N.L. fish harvesters are allowed to catch 12,999 tons of cod for human food, harp seals, alone, eat over 3.2 million tons of cod.

Iceland’s seal count of grey seals in 2016 was around 4,200 and declining, Iceland’s harbour seal count 7,600 and declining.

The internatio­nal council is recommendi­ng a total allowable catch (TAC) of codfish at 256,593 tons for 2021 and 45,389 tons of haddock for 2021 in Iceland. I have not seen haddock in our waters since the 1970s when the seal count was around 700,000.

The Internatio­nal Council for Exploratio­n of the sea is recommendi­ng a TAC for Icelandic capelin at 400,000 metric tons for 2021-22. Our N.L. TAC for capelin is less than 17,000 metric tons.

This is proof that seals are damaging our fish stocks and it’s time DFO and our Canadian government did something.

Our fishing villages are a shadow of what they used to be — fish plants closed and many have been resettled to other places. Our fish resource, managed correctly, could pay for new roads and boil water orders could come off affected community water supplies.

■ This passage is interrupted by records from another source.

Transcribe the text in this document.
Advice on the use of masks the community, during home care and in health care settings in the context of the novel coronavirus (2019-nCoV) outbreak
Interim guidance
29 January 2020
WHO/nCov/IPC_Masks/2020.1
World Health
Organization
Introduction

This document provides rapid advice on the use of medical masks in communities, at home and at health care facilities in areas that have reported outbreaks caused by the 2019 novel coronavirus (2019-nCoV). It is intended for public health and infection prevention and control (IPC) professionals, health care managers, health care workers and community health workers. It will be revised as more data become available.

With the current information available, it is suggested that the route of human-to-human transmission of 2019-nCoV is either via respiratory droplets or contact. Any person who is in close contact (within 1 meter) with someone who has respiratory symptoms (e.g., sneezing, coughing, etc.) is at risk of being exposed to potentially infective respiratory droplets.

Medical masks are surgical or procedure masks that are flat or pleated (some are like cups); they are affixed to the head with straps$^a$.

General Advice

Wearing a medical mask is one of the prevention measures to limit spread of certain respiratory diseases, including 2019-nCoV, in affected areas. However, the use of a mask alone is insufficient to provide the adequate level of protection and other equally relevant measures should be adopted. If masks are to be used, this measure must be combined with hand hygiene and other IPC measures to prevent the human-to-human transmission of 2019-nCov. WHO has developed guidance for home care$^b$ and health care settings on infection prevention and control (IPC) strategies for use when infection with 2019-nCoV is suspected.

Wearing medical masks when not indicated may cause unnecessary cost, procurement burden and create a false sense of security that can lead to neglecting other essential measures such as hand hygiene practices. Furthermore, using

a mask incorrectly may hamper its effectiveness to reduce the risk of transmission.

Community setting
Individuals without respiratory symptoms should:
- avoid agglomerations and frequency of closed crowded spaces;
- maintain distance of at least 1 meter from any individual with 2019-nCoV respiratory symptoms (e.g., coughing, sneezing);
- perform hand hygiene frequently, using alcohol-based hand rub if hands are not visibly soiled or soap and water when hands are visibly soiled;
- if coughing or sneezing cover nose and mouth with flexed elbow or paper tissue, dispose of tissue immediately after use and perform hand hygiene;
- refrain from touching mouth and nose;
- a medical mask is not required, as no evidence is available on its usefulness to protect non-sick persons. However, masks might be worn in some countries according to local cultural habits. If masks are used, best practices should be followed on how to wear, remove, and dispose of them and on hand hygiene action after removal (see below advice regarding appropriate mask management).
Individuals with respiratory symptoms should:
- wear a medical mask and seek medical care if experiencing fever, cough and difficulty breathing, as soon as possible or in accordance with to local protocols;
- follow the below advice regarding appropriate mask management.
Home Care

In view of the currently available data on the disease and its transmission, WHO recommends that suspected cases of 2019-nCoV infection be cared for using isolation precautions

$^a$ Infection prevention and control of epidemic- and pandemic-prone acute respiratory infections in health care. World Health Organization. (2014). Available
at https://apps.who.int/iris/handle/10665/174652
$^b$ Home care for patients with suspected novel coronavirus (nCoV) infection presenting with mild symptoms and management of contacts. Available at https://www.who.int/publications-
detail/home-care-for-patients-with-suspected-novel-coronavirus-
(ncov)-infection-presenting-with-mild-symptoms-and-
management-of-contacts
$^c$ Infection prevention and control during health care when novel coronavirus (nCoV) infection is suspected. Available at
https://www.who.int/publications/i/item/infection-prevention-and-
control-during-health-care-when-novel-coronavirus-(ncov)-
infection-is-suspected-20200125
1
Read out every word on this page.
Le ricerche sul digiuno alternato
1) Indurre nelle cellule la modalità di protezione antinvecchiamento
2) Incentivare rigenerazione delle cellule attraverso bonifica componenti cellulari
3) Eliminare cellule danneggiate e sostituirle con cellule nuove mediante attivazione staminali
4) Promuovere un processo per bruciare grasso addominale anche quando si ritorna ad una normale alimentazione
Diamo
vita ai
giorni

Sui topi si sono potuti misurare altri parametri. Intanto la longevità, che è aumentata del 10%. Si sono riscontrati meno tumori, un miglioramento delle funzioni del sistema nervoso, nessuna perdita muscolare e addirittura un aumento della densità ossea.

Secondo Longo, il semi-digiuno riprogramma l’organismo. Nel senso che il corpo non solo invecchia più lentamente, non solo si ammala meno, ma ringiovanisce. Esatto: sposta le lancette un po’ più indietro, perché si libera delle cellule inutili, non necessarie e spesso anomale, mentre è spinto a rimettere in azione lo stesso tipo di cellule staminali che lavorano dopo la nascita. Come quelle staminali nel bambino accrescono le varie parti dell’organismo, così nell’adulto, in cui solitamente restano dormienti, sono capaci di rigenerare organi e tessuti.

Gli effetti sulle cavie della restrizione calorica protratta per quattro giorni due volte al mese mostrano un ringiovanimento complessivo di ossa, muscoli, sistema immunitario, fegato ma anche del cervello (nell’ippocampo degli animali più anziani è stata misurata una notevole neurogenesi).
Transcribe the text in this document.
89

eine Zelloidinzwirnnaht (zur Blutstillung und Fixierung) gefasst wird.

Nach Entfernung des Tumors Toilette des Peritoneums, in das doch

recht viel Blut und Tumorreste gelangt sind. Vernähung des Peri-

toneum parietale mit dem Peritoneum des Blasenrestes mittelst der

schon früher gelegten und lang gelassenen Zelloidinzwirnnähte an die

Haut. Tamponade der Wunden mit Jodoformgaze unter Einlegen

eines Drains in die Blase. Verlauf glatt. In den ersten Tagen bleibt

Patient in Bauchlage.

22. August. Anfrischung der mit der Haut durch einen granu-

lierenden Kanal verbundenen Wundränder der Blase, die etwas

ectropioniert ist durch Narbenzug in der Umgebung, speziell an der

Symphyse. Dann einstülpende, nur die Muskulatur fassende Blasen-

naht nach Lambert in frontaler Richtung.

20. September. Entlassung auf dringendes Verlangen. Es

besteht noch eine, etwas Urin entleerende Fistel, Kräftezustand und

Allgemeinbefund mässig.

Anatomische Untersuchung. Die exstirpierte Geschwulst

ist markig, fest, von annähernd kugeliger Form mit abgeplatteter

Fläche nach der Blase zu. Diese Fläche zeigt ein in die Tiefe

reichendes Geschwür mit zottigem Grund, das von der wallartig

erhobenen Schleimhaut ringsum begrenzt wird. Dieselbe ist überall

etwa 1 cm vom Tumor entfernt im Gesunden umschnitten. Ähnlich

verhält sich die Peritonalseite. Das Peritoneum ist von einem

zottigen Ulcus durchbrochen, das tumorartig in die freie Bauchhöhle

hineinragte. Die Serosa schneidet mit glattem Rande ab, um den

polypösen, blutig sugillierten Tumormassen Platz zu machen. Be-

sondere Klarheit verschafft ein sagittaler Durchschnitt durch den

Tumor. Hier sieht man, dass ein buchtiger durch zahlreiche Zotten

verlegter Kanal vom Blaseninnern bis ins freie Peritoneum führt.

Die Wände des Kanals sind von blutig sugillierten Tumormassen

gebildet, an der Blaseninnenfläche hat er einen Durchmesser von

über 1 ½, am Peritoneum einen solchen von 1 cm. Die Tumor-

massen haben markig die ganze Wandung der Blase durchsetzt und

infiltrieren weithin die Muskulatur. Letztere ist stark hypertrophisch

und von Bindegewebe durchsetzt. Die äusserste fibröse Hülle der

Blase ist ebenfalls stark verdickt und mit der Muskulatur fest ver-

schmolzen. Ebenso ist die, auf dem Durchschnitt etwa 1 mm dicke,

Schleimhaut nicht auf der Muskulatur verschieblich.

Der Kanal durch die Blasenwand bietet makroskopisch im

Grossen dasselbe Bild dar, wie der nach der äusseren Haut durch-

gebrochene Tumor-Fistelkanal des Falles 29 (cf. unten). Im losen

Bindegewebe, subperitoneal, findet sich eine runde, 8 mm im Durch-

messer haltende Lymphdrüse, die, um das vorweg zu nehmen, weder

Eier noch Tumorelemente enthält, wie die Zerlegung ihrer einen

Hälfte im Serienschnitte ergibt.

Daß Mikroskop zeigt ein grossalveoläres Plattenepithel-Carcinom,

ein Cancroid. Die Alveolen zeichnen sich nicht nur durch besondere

People could stay in this province and make a good living.

I love seals, I love cute little mice but do we let them get out of hand to a point that it affects the shortage of human food or causes an ecological disaster. If a seal looked like a crocodile would animal rights have the same love for this non-money maker?

When is DFO going to do the job they were mandated to do to protect fish stocks and not protect the destroyers because they are scared of animal rights? Fish harvesters take very small TACS from the capelin resource — this year the capelin TAC was cut by 25 per cent. It’s got to end or the inshore fin fishery is no more.

Neither DFO nor the Canadian government seem to want to touch the seal file. So we just keep moving in the same direction — getting robbed of our fishing culture and heritage year after year since the groundfish moratorium in 1992. We just gave away who we were as a great fishing nation.